Oct. 24, 2014 – Advanced Issues for Advanced Mediators
UF Law Martin H. Levin Advocacy Center
8 a.m. – 5 p.m.
The Institute for Dispute Resolution presents its 5th annual Continuing Mediator Education Program.
This 8-hour CME will advance the attendees’ knowledge in the areas of communication, ethics, domestic violence, and diversity/cultural awareness and will consider how they challenge the role of the mediator.
CLE credit for the event has been applied for.
8:00 – 8:25 Registration and Continental Breakfast
8:25 – 8:30 Welcome
8:30 – 10:10 The Mediator as Leader, Hon. Kenneth O. Simon
10:10 – 10:25 Break
10:25 – 12:15 Cross-Cultural Considerations for Successful Alternative Dispute Resolution, Robert T. Mounts, Esq. and Don A. Timms, Esq.
12:15 – 1:15 Lunch
1:15 – 2:55 Implications of “Face Saving” in Emotional De-escalation: A Valuable Tool in Mediation, Nadine Pierre-Louis, Ph.D.
2:55 – 3:10 Break
3:10 – 4:50 Significant Mistakes Made in Mediations by Participants and Mediators and How to Correct Them Effectively and Ethically, Carlos Alvarez, Esq.

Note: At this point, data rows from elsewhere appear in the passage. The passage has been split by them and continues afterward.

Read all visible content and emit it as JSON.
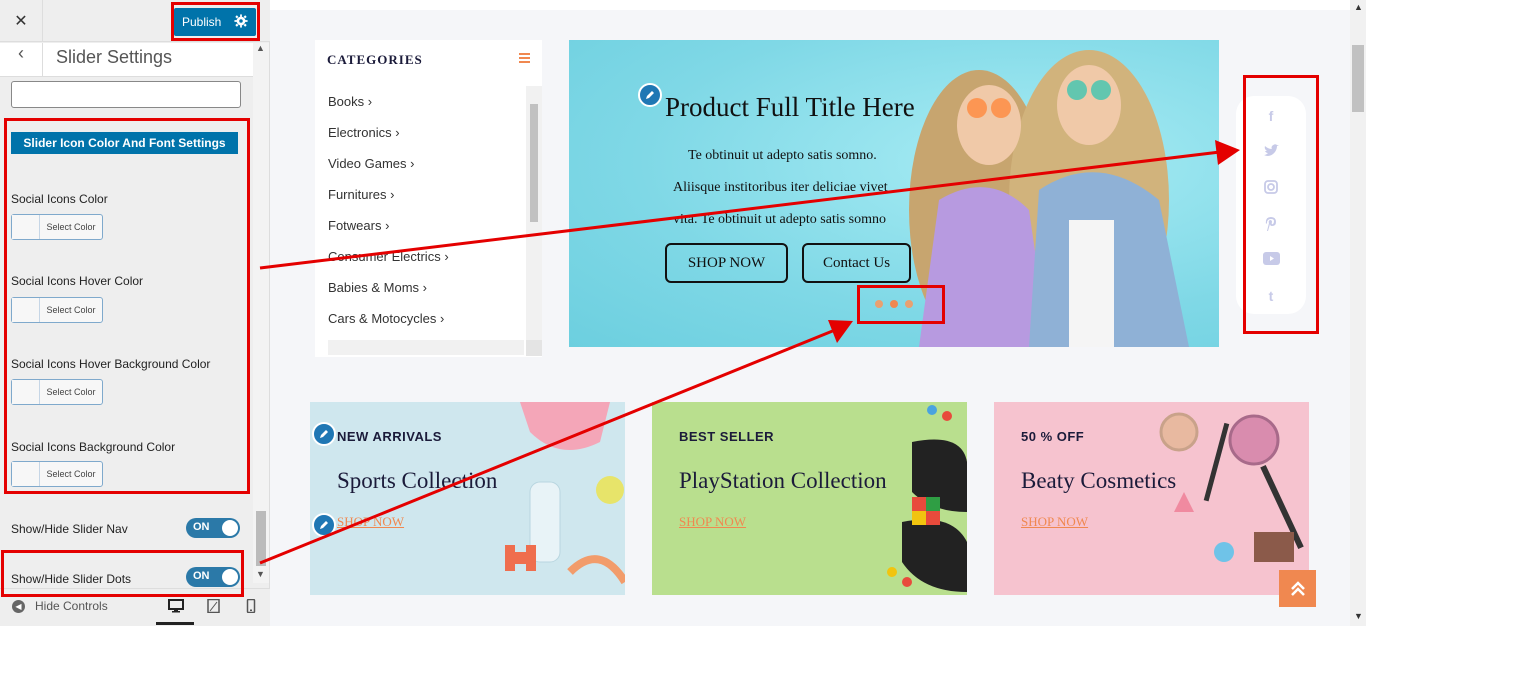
{
  "customizer": {
    "close_icon": "close-icon",
    "publish_label": "Publish",
    "publish_gear_icon": "gear-icon",
    "back_icon": "chevron-left-icon",
    "section_title": "Slider Settings",
    "search_value": "",
    "group_title": "Slider Icon Color And Font Settings",
    "options": [
      {
        "label": "Social Icons Color",
        "button": "Select Color"
      },
      {
        "label": "Social Icons Hover Color",
        "button": "Select Color"
      },
      {
        "label": "Social Icons Hover Background Color",
        "button": "Select Color"
      },
      {
        "label": "Social Icons Background Color",
        "button": "Select Color"
      }
    ],
    "toggles": [
      {
        "label": "Show/Hide Slider Nav",
        "state": "ON"
      },
      {
        "label": "Show/Hide Slider Dots",
        "state": "ON"
      }
    ],
    "footer": {
      "hide_controls": "Hide Controls",
      "devices": [
        "desktop-icon",
        "tablet-icon",
        "mobile-icon"
      ],
      "active_device": "desktop"
    }
  },
  "preview": {
    "categories": {
      "title": "CATEGORIES",
      "menu_icon": "hamburger-icon",
      "items": [
        "Books",
        "Electronics",
        "Video Games",
        "Furnitures",
        "Fotwears",
        "Consumer Electrics",
        "Babies & Moms",
        "Cars & Motocycles"
      ]
    },
    "hero": {
      "title": "Product Full Title Here",
      "lines": [
        "Te obtinuit ut adepto satis somno.",
        "Aliisque institoribus iter deliciae vivet",
        "vita. Te obtinuit ut adepto satis somno"
      ],
      "buttons": [
        "SHOP NOW",
        "Contact Us"
      ],
      "dots": 3,
      "active_dot": 1
    },
    "social_icons": [
      "facebook-icon",
      "twitter-icon",
      "instagram-icon",
      "pinterest-icon",
      "youtube-icon",
      "tumblr-icon"
    ],
    "promos": [
      {
        "tag": "NEW ARRIVALS",
        "title": "Sports Collection",
        "link": "SHOP NOW",
        "bg": "#cfe7ee"
      },
      {
        "tag": "BEST SELLER",
        "title": "PlayStation Collection",
        "link": "SHOP NOW",
        "bg": "#b9df8e"
      },
      {
        "tag": "50 % OFF",
        "title": "Beaty Cosmetics",
        "link": "SHOP NOW",
        "bg": "#f6c3cf"
      }
    ],
    "scroll_top_icon": "double-chevron-up-icon"
  },
  "colors": {
    "accent": "#0073aa",
    "orange": "#f08850",
    "annotation": "#e40000",
    "social_icon": "#c7cae8"
  }
}
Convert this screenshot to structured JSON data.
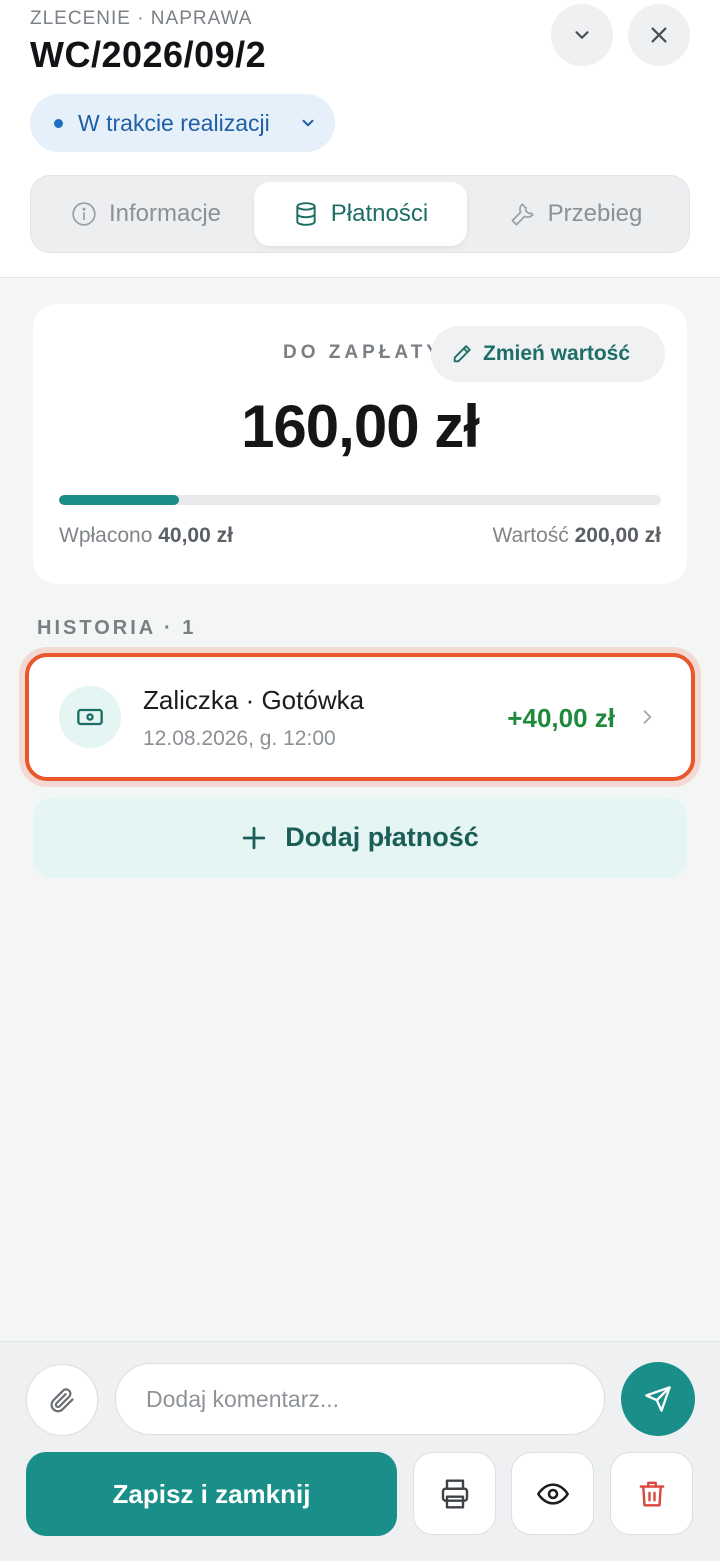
{
  "header": {
    "kicker": "ZLECENIE · NAPRAWA",
    "title": "WC/2026/09/2",
    "collapse_icon": "chevron-down-icon",
    "close_icon": "close-icon",
    "status": {
      "label": "W trakcie realizacji",
      "color": "#1f5fa6"
    }
  },
  "tabs": [
    {
      "label": "Informacje",
      "icon": "info-icon",
      "active": false
    },
    {
      "label": "Płatności",
      "icon": "database-icon",
      "active": true
    },
    {
      "label": "Przebieg",
      "icon": "wrench-icon",
      "active": false
    }
  ],
  "payment": {
    "due_label": "DO ZAPŁATY",
    "edit_label": "Zmień wartość",
    "amount_due": "160,00 zł",
    "paid_fraction": 0.2,
    "paid_label": "Wpłacono",
    "paid_value": "40,00 zł",
    "value_label": "Wartość",
    "value_value": "200,00 zł"
  },
  "history": {
    "label": "HISTORIA · 1",
    "items": [
      {
        "title": "Zaliczka · Gotówka",
        "date": "12.08.2026, g. 12:00",
        "amount": "+40,00 zł",
        "icon": "cash-icon"
      }
    ]
  },
  "add_payment": {
    "label": "Dodaj płatność",
    "icon": "plus-icon"
  },
  "footer": {
    "comment_placeholder": "Dodaj komentarz...",
    "save_label": "Zapisz i zamknij",
    "buttons": [
      "paperclip-icon",
      "send-icon",
      "print-icon",
      "eye-icon",
      "trash-icon"
    ]
  },
  "colors": {
    "accent": "#1a8f8a",
    "positive": "#1f8a3c",
    "highlight": "#e8582a",
    "danger": "#d9463b"
  }
}
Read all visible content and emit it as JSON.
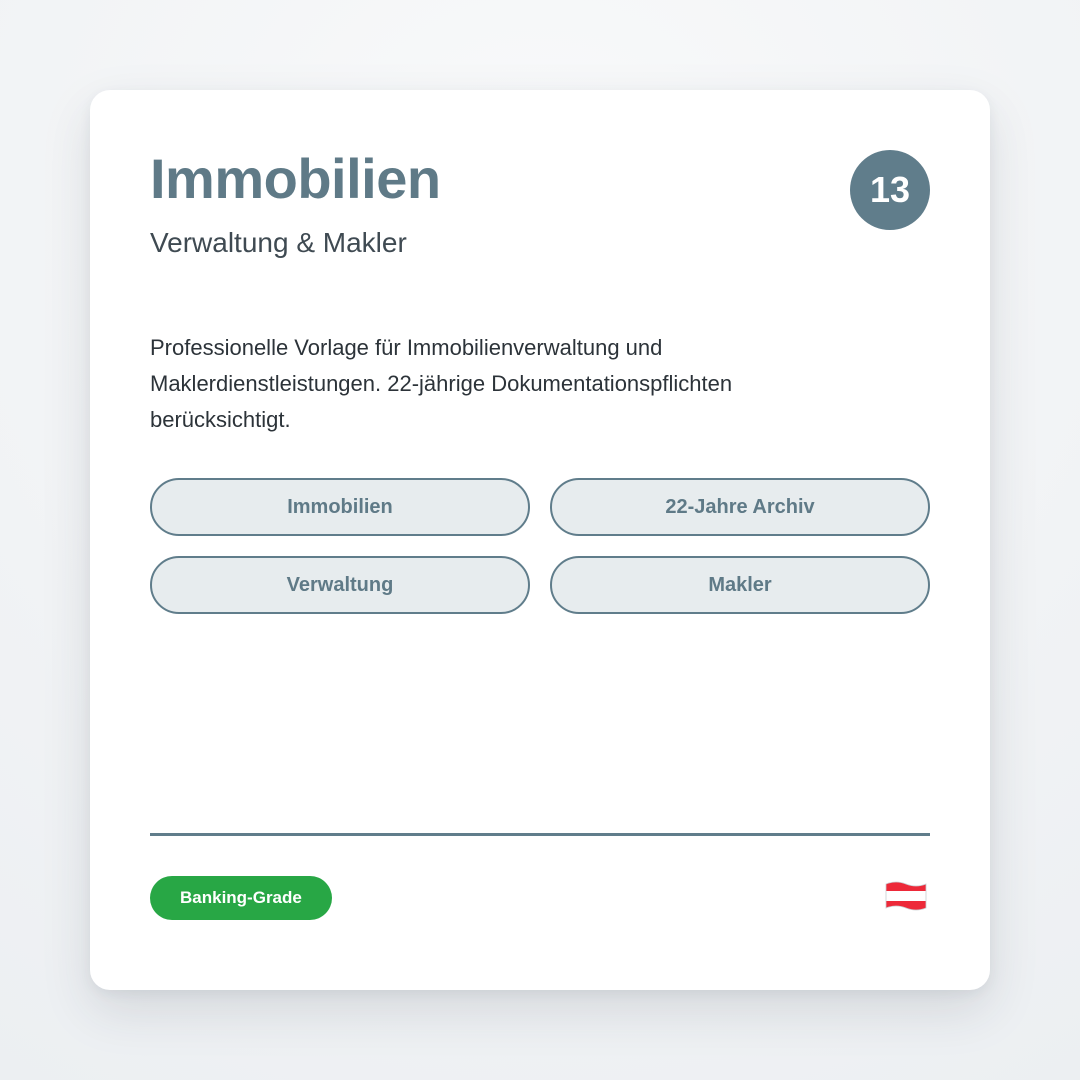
{
  "card": {
    "title": "Immobilien",
    "subtitle": "Verwaltung & Makler",
    "number": "13",
    "description": "Professionelle Vorlage für Immobilienverwaltung und Maklerdienstleistungen. 22-jährige Dokumentationspflichten berücksichtigt.",
    "tags": [
      {
        "label": "Immobilien"
      },
      {
        "label": "22-Jahre Archiv"
      },
      {
        "label": "Verwaltung"
      },
      {
        "label": "Makler"
      }
    ],
    "footer": {
      "badge": "Banking-Grade",
      "flag_icon": "austria-flag-icon"
    }
  },
  "colors": {
    "accent": "#607d8b",
    "tag_background": "#e7ecee",
    "badge_green": "#28a745",
    "flag_red": "#ed2939",
    "flag_white": "#ffffff"
  }
}
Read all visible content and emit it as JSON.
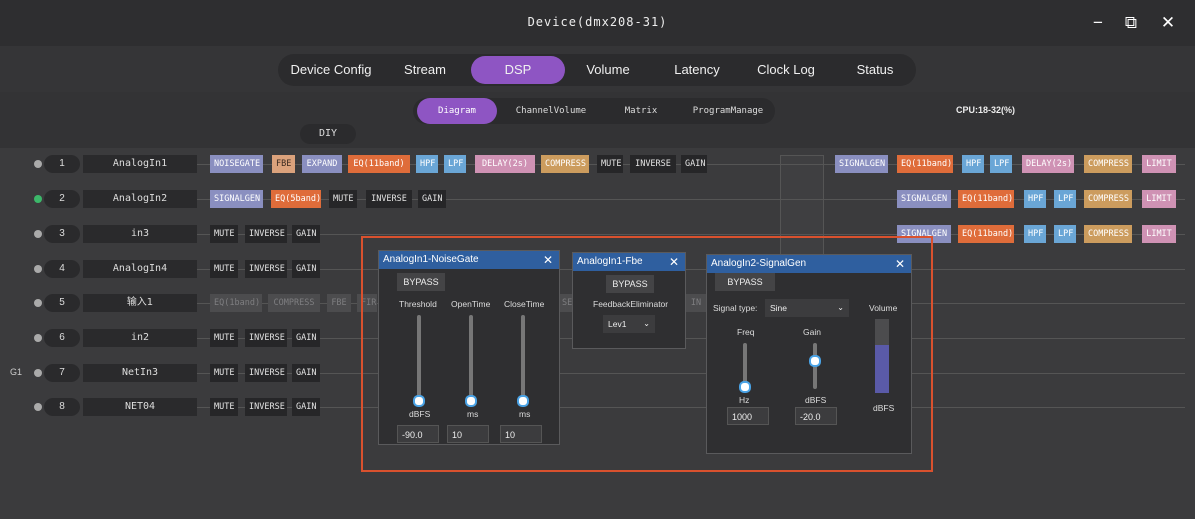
{
  "window": {
    "title": "Device(dmx208-31)",
    "minimize": "−",
    "restore": "⧉",
    "close": "✕"
  },
  "tabs": [
    "Device Config",
    "Stream",
    "DSP",
    "Volume",
    "Latency",
    "Clock Log",
    "Status"
  ],
  "active_tab": "DSP",
  "subtabs": [
    "Diagram",
    "ChannelVolume",
    "Matrix",
    "ProgramManage"
  ],
  "active_subtab": "Diagram",
  "cpu": "CPU:18-32(%)",
  "diy": "DIY",
  "channels": [
    {
      "num": "1",
      "name": "AnalogIn1",
      "group": "",
      "dot": "gray"
    },
    {
      "num": "2",
      "name": "AnalogIn2",
      "group": "",
      "dot": "green"
    },
    {
      "num": "3",
      "name": "in3",
      "group": "",
      "dot": "gray"
    },
    {
      "num": "4",
      "name": "AnalogIn4",
      "group": "",
      "dot": "gray"
    },
    {
      "num": "5",
      "name": "输入1",
      "group": "",
      "dot": "gray"
    },
    {
      "num": "6",
      "name": "in2",
      "group": "",
      "dot": "gray"
    },
    {
      "num": "7",
      "name": "NetIn3",
      "group": "G1",
      "dot": "gray"
    },
    {
      "num": "8",
      "name": "NET04",
      "group": "",
      "dot": "gray"
    }
  ],
  "blocks": {
    "r1": [
      "NOISEGATE",
      "FBE",
      "EXPAND",
      "EQ(11band)",
      "HPF",
      "LPF",
      "DELAY(2s)",
      "COMPRESS",
      "MUTE",
      "INVERSE",
      "GAIN"
    ],
    "r2": [
      "SIGNALGEN",
      "EQ(5band)",
      "MUTE",
      "INVERSE",
      "GAIN"
    ],
    "basic": [
      "MUTE",
      "INVERSE",
      "GAIN"
    ],
    "r5": [
      "EQ(1band)",
      "COMPRESS",
      "FBE",
      "FIR",
      "SEG",
      "IN"
    ],
    "out1": [
      "SIGNALGEN",
      "EQ(11band)",
      "HPF",
      "LPF",
      "DELAY(2s)",
      "COMPRESS",
      "LIMIT"
    ],
    "out2": [
      "SIGNALGEN",
      "EQ(11band)",
      "HPF",
      "LPF",
      "COMPRESS",
      "LIMIT"
    ],
    "out3": [
      "SIGNALGEN",
      "EQ(11band)",
      "HPF",
      "LPF",
      "COMPRESS",
      "LIMIT"
    ]
  },
  "dialogs": {
    "noisegate": {
      "title": "AnalogIn1-NoiseGate",
      "close": "✕",
      "bypass": "BYPASS",
      "labels": [
        "Threshold",
        "OpenTime",
        "CloseTime"
      ],
      "units": [
        "dBFS",
        "ms",
        "ms"
      ],
      "values": [
        "-90.0",
        "10",
        "10"
      ]
    },
    "fbe": {
      "title": "AnalogIn1-Fbe",
      "close": "✕",
      "bypass": "BYPASS",
      "label": "FeedbackEliminator",
      "level": "Lev1"
    },
    "signalgen": {
      "title": "AnalogIn2-SignalGen",
      "close": "✕",
      "bypass": "BYPASS",
      "signal_type_label": "Signal type:",
      "signal_type": "Sine",
      "volume_label": "Volume",
      "volume_unit": "dBFS",
      "freq_label": "Freq",
      "freq_unit": "Hz",
      "freq_value": "1000",
      "gain_label": "Gain",
      "gain_unit": "dBFS",
      "gain_value": "-20.0"
    }
  }
}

4:50 – 5:00 Wrap-up/Evaluations
“Significant Mistakes Made in Mediations by Participants and Mediators and How to Correct Them Effectively and Ethically.”
Carlos Alvarez, Esq.
This presentation will cover the significant and common mistakes made by mediation participants and/or mediators involving mediations in environmental and land use law, commercial and real estate law, government law and personal injury law. Many of the matters covered will apply to a number of other substantive areas in mediation practice. Mediation mistakes are often not recognized or well-understood by the mediation participants and the mediator. Failure to adequately address the mediation mistakes effectively and ethically reduces the probability of achieving a mediated settlement agreement. Some of the mistakes covered are easy to correct while others require significant effort by the participants and the mediator and may even involve a different perspective on the way mediations are performed. The failure of mediators to address these mistakes also undermines the long term view of mediations as a powerful and positive dispute resolution process.
Implications of “Face Saving” in Emotional De-escalation: A Valuable Tool in Mediation
Nadine Pierre-Louis, Ph.D.
The concept of “Face,” the self we wish to project to others, has long been accepted as an integral part of conflict resolution in Eastern Cultures. Using the metaphor of “Theater” Sociologist, Erving Goffman helped us understand this valuable concept and its universal application. Every mediator has encountered the individual who remains inexplicably “stuck” in mediation. Understanding “Face” provides us a new perspective with which to address this dynamic. This workshop will: demonstrate the importance of understanding the “roles” expected by participants in mediation; the “face” participants wish to present during mediation; understanding how “loss of face” can lead to escalation of emotionality; and the ability of the mediator to create “face saving” opportunities can lead to emotional de-escalation and more positive negotiation outcomes, including power imbalance or domestic violence situations. We will discuss implementation techniques which help facilitate “face saving” while allowing “roles” in mediation to be “re-cast” for a more productive outcome.
Cross-cultural Considerations for Successful Alternate Dispute Resolution (ADR)
Robert T. Mounts, Esq. and Donald Timm, Esq.
“The objective of this year’s cross-cultural offering is to stimulate critical thinking among ADR professionals concerning the lessons learned by Western negotiators, mediators in cross-cultural dispute resolution and international negotiations and to suggest how to use these lessons to prepare for a successful mediation and to determine what combination of skills, attitudes, and traits are most effective given the make-up and background of the participants. The presentation will focus on the expectations and perceptions of members of “high context” traditional societies versus Western “low context” societies such as our own based upon studies and reference materials provided by the United States Institute of Peace, as supplemented by the two presenter’s personal experiences in Asia, Europe and Africa.”
The Mediator as Leader
Kenneth O. Simon, Esq.
This session focuses on the role of leadership in mediation. The presentation will show how the mediator becomes the “pack leader” through emotional intelligence and by creating an atmosphere of trust and cooperation. It will also identify effective leadership skills in stressful mediation environments. The session also illustrates how one mediator uses superb leadership skills to defuse potentially dangerous situations.